Hier muss ich zunächst einen kleinen Einschub machen: Epidemiologie leitet sich zwar historisch aus dem Bereich der Epidemie ab, ist aber als Fach der klinischen Epidemiologie wesentlich breiter. Sie umfasst zum Beispiel auch chronische Erkrankungen. Die Epidemiologie ist mehr ein Forschungsansatz, der in Deutschland leider nicht so weit verbreitet ist wie beispielsweise im angelsächsischen Raum, aus dem in der Pandemie auch die wesentlichen Beiträge zur klinischen Forschung kamen. Was Digital Health betrifft, so wurden durch die Pandemie sehr viele Aktivitäten parallel gestartet – aufgrund des Zeitdrucks leider nicht immer gut koordiniert. Ganz konkret sind zum Beispiel telemedizinische Lösungen durch die Pandemie schnell und zum Teil auch gezwungenermaßen in der Praxis angekommen.

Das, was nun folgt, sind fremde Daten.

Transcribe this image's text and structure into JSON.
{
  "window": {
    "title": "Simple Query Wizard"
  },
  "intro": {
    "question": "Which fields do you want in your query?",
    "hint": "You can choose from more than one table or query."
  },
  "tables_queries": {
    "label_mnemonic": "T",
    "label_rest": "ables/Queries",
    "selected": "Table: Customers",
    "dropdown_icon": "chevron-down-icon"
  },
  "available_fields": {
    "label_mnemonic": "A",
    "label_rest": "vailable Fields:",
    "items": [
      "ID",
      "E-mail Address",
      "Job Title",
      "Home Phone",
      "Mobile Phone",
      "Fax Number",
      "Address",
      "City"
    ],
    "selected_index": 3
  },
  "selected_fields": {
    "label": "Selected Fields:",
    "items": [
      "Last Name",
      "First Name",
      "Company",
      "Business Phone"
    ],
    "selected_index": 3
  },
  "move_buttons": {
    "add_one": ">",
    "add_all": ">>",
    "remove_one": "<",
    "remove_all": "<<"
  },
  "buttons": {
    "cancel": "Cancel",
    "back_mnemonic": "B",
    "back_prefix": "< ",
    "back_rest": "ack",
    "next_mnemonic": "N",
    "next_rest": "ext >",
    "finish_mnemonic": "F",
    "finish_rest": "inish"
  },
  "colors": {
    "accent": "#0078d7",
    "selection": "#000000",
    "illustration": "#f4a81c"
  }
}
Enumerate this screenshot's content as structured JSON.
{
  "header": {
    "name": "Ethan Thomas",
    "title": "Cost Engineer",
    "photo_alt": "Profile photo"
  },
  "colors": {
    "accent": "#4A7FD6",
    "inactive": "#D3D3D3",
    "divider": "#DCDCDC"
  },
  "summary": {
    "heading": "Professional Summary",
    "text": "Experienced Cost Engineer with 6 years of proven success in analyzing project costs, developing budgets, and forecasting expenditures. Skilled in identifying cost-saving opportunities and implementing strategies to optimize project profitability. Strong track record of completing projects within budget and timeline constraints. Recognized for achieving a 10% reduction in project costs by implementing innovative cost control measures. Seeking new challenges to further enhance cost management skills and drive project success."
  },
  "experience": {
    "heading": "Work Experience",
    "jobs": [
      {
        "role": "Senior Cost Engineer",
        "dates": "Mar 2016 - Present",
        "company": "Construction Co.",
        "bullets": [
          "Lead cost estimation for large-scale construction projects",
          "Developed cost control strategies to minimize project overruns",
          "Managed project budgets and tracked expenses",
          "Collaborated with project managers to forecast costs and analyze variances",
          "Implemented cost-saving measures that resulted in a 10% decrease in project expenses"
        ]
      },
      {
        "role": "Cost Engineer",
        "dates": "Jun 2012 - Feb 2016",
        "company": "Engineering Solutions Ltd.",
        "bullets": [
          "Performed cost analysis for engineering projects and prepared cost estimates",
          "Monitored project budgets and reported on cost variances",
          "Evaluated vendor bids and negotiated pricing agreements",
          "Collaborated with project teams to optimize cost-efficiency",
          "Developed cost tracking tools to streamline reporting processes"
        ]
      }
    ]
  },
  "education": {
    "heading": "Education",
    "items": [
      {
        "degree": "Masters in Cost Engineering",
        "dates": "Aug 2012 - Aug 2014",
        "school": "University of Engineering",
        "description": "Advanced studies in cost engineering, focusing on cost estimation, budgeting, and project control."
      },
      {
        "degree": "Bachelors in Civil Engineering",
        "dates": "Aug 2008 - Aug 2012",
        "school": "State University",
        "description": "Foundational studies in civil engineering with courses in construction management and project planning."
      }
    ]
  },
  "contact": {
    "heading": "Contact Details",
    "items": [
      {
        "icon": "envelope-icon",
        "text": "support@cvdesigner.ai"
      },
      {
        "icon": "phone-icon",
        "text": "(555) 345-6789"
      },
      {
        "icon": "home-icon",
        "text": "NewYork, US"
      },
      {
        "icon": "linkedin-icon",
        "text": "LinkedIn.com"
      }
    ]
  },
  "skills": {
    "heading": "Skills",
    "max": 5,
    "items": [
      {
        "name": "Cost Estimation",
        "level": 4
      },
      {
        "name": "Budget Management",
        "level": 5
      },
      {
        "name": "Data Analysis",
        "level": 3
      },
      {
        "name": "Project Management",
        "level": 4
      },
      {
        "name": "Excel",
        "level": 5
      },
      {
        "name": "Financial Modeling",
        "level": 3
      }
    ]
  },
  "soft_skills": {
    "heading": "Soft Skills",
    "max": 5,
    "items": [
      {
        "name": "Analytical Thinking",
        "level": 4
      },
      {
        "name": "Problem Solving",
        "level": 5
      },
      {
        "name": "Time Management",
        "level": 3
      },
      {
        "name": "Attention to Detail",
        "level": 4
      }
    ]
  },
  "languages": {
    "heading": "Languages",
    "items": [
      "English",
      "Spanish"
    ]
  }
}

Wie stellen Sie sich die künftige Entwicklung der Digitalisierung in der Gesundheitsversorgung in Deutschland idealerweise vor? Welches Land könnte hier Vorbild sein?

Digitalisierung wird in Deutschland leider immer noch zu sehr als rein technische Herausforderung gesehen. Technik ist aber nur ein Teil der Lösung. Wenn ich viel Geld in Hardware investiere, die aber niemand bedienen oder gar administrieren kann, dann hilft das nicht weiter. In der Medizininformatik-Initiative wurde hier vieles besser gemacht, weil man in Infrastruktur investiert hat, die insbesondere auf interdisziplinäre Teams setzt. Wir hoffen, dass das in der nächten Phase ab 2023 weiterhin so sein wird. Wenn man ein Vorbild sucht, dann sollte man in Richtung UK schauen. Dort wurden in der Pandemie große, internationale, pragmatische, randomiserte Studien mit digitaler Unterstützung durchgeführt, die als Plattformstudien sehr schnell zu klinisch brauchbaren Antworten geführt haben.

Beenden Sie bitte folgenden Satz: Kommen Sie zum SMITH-Kongress, weil…

es endlich mal wieder ein Treffen in Präsenz ist, bei dem viele spannende Themen rund um „Digital Health“ sehr praktisch diskutiert werden.